アンリ・ロベールという人は、調香の処方を考案するだけでなく、香料の原材料の品質管理の専門家でもあった。「N°19」の鍵となるのは、アンリが選んだ極めて特別なグレードのアイリスです。それが今も「N°19」を形作っています。

ジャック・ポルジュ

アンリ・ロベールがシャネルの二代目調香師に就任した時期について、1952年説と1953年説と1954年説があるのですが、正しいのはシャネルが公式に発表しているように1954年です。恐らく、1952年に「N°5 オードゥ トワレット」を調香したからでしょう。

1953年説は、この年ガブリエル・シャネルとピエール&ポール・ヴェルテメール兄弟が和解を果たした年だからでしょう。

元々マドモアゼル・シャネルは、第二次世界大戦が勃発した1939年以降、クチュールのブティックを閉め、香水とアクセサリーの販売だけを、カンボン通り31番地でビジネスパートナーのヴェルテメール兄弟に任せました。しかし1940年6月14日に、ナチスドイツがパリ入城し、ユダヤ人のヴェルテメール兄弟はニューヨークに逃亡せざるを得ませんでした。

一方、マドモアゼルは、ナチスドイツの本部があるオテル・リッツに住み、若いナチス将校と恋愛関係になりました。彼女はこの時期、ヴェルテメール兄弟から会社の経営権を奪い取ることを画策しました。

ところが1944年8月25日に、ナチスドイツからパリが解放され、その2週間後、マドモアゼルは逮捕され、即日釈放後、スイスに亡命しました。
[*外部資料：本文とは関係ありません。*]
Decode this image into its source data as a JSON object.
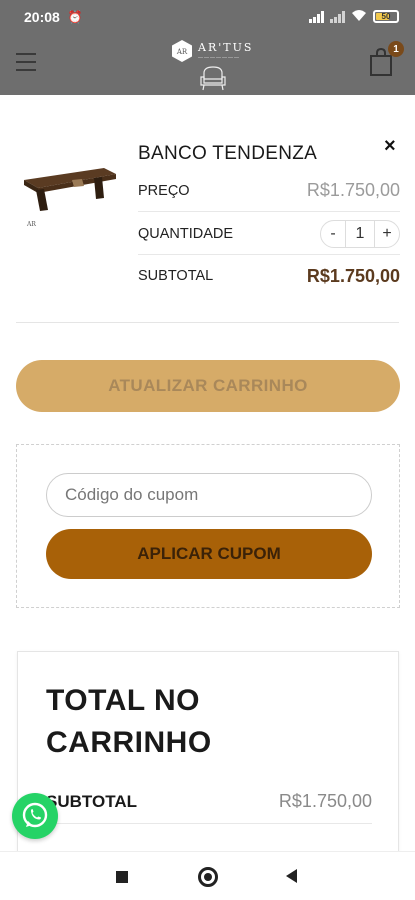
{
  "status_bar": {
    "time": "20:08",
    "battery": "50"
  },
  "header": {
    "logo_text": "AR'TUS",
    "cart_count": "1"
  },
  "cart_item": {
    "name": "BANCO TENDENZA",
    "price_label": "PREÇO",
    "price": "R$1.750,00",
    "quantity_label": "QUANTIDADE",
    "quantity": "1",
    "minus": "-",
    "plus": "+",
    "subtotal_label": "SUBTOTAL",
    "subtotal": "R$1.750,00",
    "remove": "×"
  },
  "actions": {
    "update_cart": "ATUALIZAR CARRINHO"
  },
  "coupon": {
    "placeholder": "Código do cupom",
    "apply": "APLICAR CUPOM"
  },
  "totals": {
    "title": "TOTAL NO CARRINHO",
    "subtotal_label": "SUBTOTAL",
    "subtotal_value": "R$1.750,00"
  },
  "colors": {
    "header_bg": "#6e6e6e",
    "update_button": "#d6ab68",
    "apply_button": "#a86108",
    "subtotal_strong": "#5b3a1e",
    "whatsapp": "#25d366"
  },
  "icons": {
    "menu": "hamburger-icon",
    "cart": "shopping-bag-icon",
    "remove": "close-icon",
    "whatsapp": "whatsapp-icon",
    "nav_recent": "square-icon",
    "nav_home": "circle-icon",
    "nav_back": "triangle-back-icon"
  }
}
紆余曲折の末、ヴェルテメール兄弟と和解したマドモアゼルは、1954年2月5日に、カンボン通り31番地にクチュールのメゾンを15年ぶりに再びオープンしたのでした。

そしてシャネルの香水部門は、ピエール・ヴェルテメールのもと、1954年にアンリが二代目調香師に就任することになりました(エリザベス・アーデンの専属調香師になる予定を高額の給与で引き抜きました)。

かくしてマドモアゼルがメンズ・フレグランスの創造に反対する中、メンズの定番であるフゼアではなく「No.5」の流れを汲むメンズシプレの香り「プール ムッシュウ」を1955年に誕生させたのでした。マドモアゼルが存命中に発売された唯一のメンズ・フレグランスでした(同年、2.55バッグも誕生している)。

1971年に「N°19」、1974年に「クリスタル」を調香しました。そして1978年に三代目をジャック・ポルジュに継承し引退しました。その後、1987年7月7日に死去しました。彼はギ・ロベール(1926-2012)の叔父です。